Gli investitori a impatto misurano gli esiti e il progresso per mezzo di indicatori chiave di performance orientati all’impatto, insieme agli obiettivi finanziari. Questi dati vengono registrati, documentati, e misurati per appurare i progressi nel tempo, offrendo un chiaro impatto e una tesi di ritorno finanziario che mira a migliorare la chiarezza e la rendicontazione della tesi di investimento nel quadro del duplice mandato. Ciò è in contrasto con l’integrazione ESG, che è parte del processo di analisi dei titoli e contribuisce a valutare i rischi ambientali (E), sociali (S) e di governance (G) insiti nelle operazioni aziendali. Più semplicemente, l’impact investing si concentra sugli effetti esterni che le attività commerciali aziendali producono sulle questioni sociali e ambientali.

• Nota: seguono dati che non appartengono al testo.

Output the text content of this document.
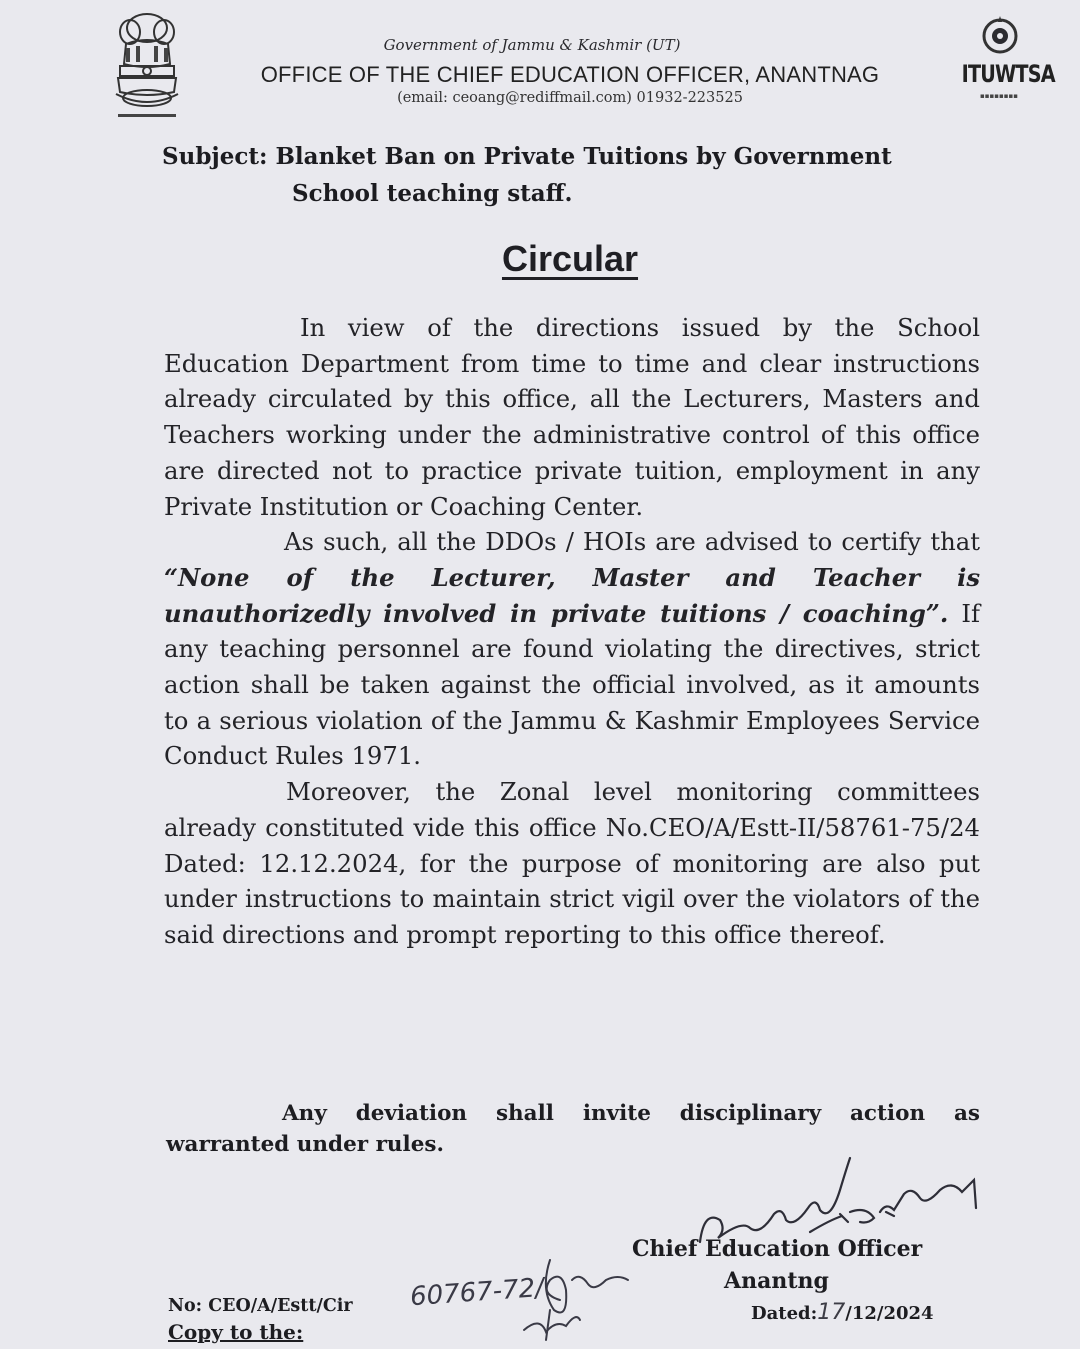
ITUWTSA
▪▪▪▪▪▪▪▪
Government of Jammu & Kashmir (UT)
OFFICE OF THE CHIEF EDUCATION OFFICER, ANANTNAG
(email: ceoang@rediffmail.com) 01932-223525
Subject: Blanket Ban on Private Tuitions by Government
School teaching staff.
Circular

In view of the directions issued by the School Education Department from time to time and clear instructions already circulated by this office, all the Lecturers, Masters and Teachers working under the administrative control of this office are directed not to practice private tuition, employment in any Private Institution or Coaching Center.

As such, all the DDOs / HOIs are advised to certify that “None of the Lecturer, Master and Teacher is unauthorizedly involved in private tuitions / coaching”. If any teaching personnel are found violating the directives, strict action shall be taken against the official involved, as it amounts to a serious violation of the Jammu & Kashmir Employees Service Conduct Rules 1971.

Moreover, the Zonal level monitoring committees already constituted vide this office No.CEO/A/Estt-II/58761-75/24 Dated: 12.12.2024, for the purpose of monitoring are also put under instructions to maintain strict vigil over the violators of the said directions and prompt reporting to this office thereof.

Any deviation shall invite disciplinary action as warranted under rules.
Chief Education Officer
Anantng
Dated:17/12/2024
No: CEO/A/Estt/Cir	60767-72/
Copy to the:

L’ESG si concentra in larga misura sulle operazioni interne aziendali.

In una fase in cui gli investitori valutano la propria implementazione e il processo normativo ESG, alla luce delle tensioni presenti all’interno del settore, riteniamo che l’impact investing giocherà un ruolo chiave nella promozione degli standard analitici e di rendicontazione all’interno del settore degli investimenti e, in ultima analisi, nel contribuire a rinsaldare la fiducia degli investitori sul fatto che il loro capitale sia investito nella maniera auspicata.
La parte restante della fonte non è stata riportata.